Antistoriche sono tutte le concezioni che negano la processualità dialettica per giungere alla verità. La processualità emancipa non solo dal soggettivismo ma anche dal dogmatismo:

“Le concezioni antistoriche di tutti i sistemi filosofici che, nell’ambito della gnoseologia, non considerano la conoscenza come un processo, sono, di conseguenza, ristrette. La ristrettezza di vedute dell’empirismo dei sostenitori della teoria che la verità sta già completa nelle sensazioni erige una barriera tra le percezioni sensitive e i concetti. La ristrettezza di vedute della scuola razionalista erige una barriera tra i concetti e le percezioni sensitive. Soltanto la gnoseologia del materialismo dialettico (la teoria del riflesso) considera la conoscenza come un processo e in questo modo elimina completamente ogni specie di ristrettezza e fa della conoscenza un oggetto materiale e dialettico[8]”.

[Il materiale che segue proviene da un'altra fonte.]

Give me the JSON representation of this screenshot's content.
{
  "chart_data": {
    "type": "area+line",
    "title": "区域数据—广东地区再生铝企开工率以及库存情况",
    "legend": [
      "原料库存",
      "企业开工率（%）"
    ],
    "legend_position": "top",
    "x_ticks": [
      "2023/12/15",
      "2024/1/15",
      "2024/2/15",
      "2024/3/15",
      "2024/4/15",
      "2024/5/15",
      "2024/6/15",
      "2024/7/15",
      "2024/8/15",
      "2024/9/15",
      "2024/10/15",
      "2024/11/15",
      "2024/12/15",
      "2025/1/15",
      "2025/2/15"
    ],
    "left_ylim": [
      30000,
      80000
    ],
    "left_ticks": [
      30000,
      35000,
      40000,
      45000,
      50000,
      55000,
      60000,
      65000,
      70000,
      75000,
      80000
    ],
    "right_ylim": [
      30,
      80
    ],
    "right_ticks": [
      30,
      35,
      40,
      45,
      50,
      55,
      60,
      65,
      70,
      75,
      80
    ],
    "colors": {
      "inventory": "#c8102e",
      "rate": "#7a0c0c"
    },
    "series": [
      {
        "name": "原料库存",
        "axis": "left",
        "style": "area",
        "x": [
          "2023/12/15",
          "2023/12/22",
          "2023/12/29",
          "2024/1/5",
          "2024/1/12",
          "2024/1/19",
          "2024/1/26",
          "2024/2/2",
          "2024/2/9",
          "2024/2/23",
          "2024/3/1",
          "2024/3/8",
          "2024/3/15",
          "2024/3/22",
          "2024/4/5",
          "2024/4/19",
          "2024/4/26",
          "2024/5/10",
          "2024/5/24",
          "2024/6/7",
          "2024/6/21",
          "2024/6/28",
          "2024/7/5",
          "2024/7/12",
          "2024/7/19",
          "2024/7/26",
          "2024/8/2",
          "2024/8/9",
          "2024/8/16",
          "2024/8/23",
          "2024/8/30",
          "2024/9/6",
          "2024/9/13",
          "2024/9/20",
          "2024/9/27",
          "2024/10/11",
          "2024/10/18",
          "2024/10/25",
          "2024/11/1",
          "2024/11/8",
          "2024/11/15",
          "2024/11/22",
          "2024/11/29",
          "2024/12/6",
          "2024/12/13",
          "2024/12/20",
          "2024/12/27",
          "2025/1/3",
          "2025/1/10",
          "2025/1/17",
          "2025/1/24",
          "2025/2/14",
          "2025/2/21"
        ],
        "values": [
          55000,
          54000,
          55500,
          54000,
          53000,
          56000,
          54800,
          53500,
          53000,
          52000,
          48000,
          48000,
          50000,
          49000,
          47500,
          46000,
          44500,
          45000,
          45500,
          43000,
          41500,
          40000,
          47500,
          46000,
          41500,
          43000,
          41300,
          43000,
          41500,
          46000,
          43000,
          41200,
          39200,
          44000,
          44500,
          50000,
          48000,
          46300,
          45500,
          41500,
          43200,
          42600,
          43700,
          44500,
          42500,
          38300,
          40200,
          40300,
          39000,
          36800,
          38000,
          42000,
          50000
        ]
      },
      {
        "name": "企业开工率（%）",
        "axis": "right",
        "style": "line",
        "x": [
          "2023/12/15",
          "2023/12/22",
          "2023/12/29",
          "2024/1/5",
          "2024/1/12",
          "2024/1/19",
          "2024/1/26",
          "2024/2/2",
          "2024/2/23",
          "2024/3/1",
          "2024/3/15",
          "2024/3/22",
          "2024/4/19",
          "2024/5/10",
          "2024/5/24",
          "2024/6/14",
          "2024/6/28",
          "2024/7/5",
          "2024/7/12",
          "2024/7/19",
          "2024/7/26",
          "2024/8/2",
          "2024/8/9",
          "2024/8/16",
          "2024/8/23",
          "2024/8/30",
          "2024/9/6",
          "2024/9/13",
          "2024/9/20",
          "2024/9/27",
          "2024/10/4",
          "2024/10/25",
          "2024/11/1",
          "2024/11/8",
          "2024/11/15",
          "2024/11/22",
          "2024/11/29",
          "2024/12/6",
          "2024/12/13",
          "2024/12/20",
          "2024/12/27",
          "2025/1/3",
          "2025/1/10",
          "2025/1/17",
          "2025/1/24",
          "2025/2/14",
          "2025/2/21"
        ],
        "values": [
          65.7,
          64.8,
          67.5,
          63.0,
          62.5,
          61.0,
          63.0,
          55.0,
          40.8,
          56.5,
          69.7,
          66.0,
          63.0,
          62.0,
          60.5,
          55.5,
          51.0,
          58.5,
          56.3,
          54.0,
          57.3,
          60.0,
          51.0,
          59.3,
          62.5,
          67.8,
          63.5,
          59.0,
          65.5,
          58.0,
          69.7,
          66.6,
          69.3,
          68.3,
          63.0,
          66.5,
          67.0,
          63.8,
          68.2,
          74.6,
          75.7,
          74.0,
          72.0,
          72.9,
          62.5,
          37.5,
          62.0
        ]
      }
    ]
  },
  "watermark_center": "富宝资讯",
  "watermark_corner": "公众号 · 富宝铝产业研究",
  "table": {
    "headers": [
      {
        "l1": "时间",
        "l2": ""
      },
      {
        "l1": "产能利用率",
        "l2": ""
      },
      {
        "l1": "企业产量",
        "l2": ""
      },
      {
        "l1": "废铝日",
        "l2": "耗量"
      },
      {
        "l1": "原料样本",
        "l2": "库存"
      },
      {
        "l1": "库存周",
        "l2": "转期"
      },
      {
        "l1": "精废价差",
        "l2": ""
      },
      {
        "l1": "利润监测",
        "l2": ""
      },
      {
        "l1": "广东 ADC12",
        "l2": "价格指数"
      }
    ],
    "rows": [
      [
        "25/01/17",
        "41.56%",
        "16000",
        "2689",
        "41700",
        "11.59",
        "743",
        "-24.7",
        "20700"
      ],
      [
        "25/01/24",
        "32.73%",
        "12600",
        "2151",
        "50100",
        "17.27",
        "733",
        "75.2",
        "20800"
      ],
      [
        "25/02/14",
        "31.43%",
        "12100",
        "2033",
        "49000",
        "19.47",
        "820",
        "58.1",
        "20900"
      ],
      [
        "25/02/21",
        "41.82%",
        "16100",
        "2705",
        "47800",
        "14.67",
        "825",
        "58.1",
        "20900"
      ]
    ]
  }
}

Il cervello umano è l’organo del pensiero, è il pensiero, esso è una forma particolarmente complessa di materia che si esplica nella pratica sociale. Ciò che caratterizza precipuamente il cervello è la possibilità di sviluppare il linguaggio senza il quale il cervello umano non sarebbe quella “materia” evoluta che si è sviluppata con l’interazione sociale. Il linguaggio è potenzialità del cervello che si attua nelle relazioni sociali, economiche e politiche:

“Ciò che chiamiamo pensiero (coscienza) è quindi una proprietà particolare di una definita della materia. Questa forma della materia è dotata di un sistema nervoso complesso; un sistema nervoso del genere compare solo quando l’evoluzione del mondo naturale ha raggiunto un alto grado di sviluppo. L’intero mondo della materia inorganica, il mondo vegetale e le forme inferiori del mondo animale sono privi della capacità di comprendere i processi che avvengono in loro stessi e fuori di loro: sono privi di coscienza. Solo gli esseri animali dotati di un sistema nervoso sviluppato hanno la capacità di comprendere i processi, ossia hanno la capacità di riflettere al loro interno i processi e di capirli. I processi fisiologici oggettivi del sistema nervoso degli esseri umani si producono parallelamente con la manifestazione soggettiva delle forme della coscienza che essi costruiscono in se stessi. Queste sono di per se stesse tutte cose oggettive, sono forme determinate di processi materiali. Tuttavia esse sono anche contemporaneamente funzioni psicologiche soggettive che si svolgono nella materia del cervello. Non esiste una mente a sé stante sede del pensiero, esiste solo una materia capace di pensare, il cervello. Questa materia capace di pensare è una materia con proprietà sue proprie, una materia che si è sviluppata a un alto livello in parallelo con lo sviluppo che il linguaggio umano ha avuto nella vita sociale. Questa materia possiede, come sua proprietà specifica, la capacità di pensare, una proprietà che nessun’altra forma di materia possiede[9]”.

 

Materialismo dialettico e libertà

Il proletariato nella visione  profondamente marxiana di Mao Tse-tung è la classe che libera da ogni forma di Idealismo, che ha trasformato in azione politica le condizioni storiche che consentono la liberazione dalla tirannia di classe. Il materialismo dialettico è la cultura-politica del proletariato, il quale, in quanto classe universale ha il compito di abbattere l’Idealismo e il materialismo meccanico, esso deve far trionfare con il materialismo dialettico la natura comunitaria dell’essere umano, esso deve smantellare l’ipostatizzazione della proprietà privata e dei rapporti di dominio, emancipando se stesso il proletariato libera l’umanità tutta e inaugura la storia degli uomini e delle donne non più sussunti al giogo del dominio proprietario:

“Il proletariato che sta scavando la fossa al capitalismo “è intrinsecamente materialista”. Dato però che il proletariato è la classe più progressista della storia, il materialismo del proletariato non è il materialismo della borghesia. Il materialismo del proletariato è più profondo e ha una comprensione maggiore del mondo: è dialettico e non meccanicista. Il materialismo dialettico fu elaborato dai portavoce del proletariato, Marx ed Engels, come risultato della pratica del proletariato e nello stesso tempo assimilando tutti i risultati positivi di tutta la storia dell’uomo. Il materialismo dialettico non solo afferma che il mondo materiale è qualcosa di diverso dal pensiero umano ed esiste indipendentemente da esso, ma afferma anche che questo mondo si trasforma continuamente. Esso è diventato sia una nuova, sistematica e precisa concezione del mondo sia un nuovo, sistematico e preciso metodo per conoscere e per agire. Questa è la filosofia del marxismo[10]”.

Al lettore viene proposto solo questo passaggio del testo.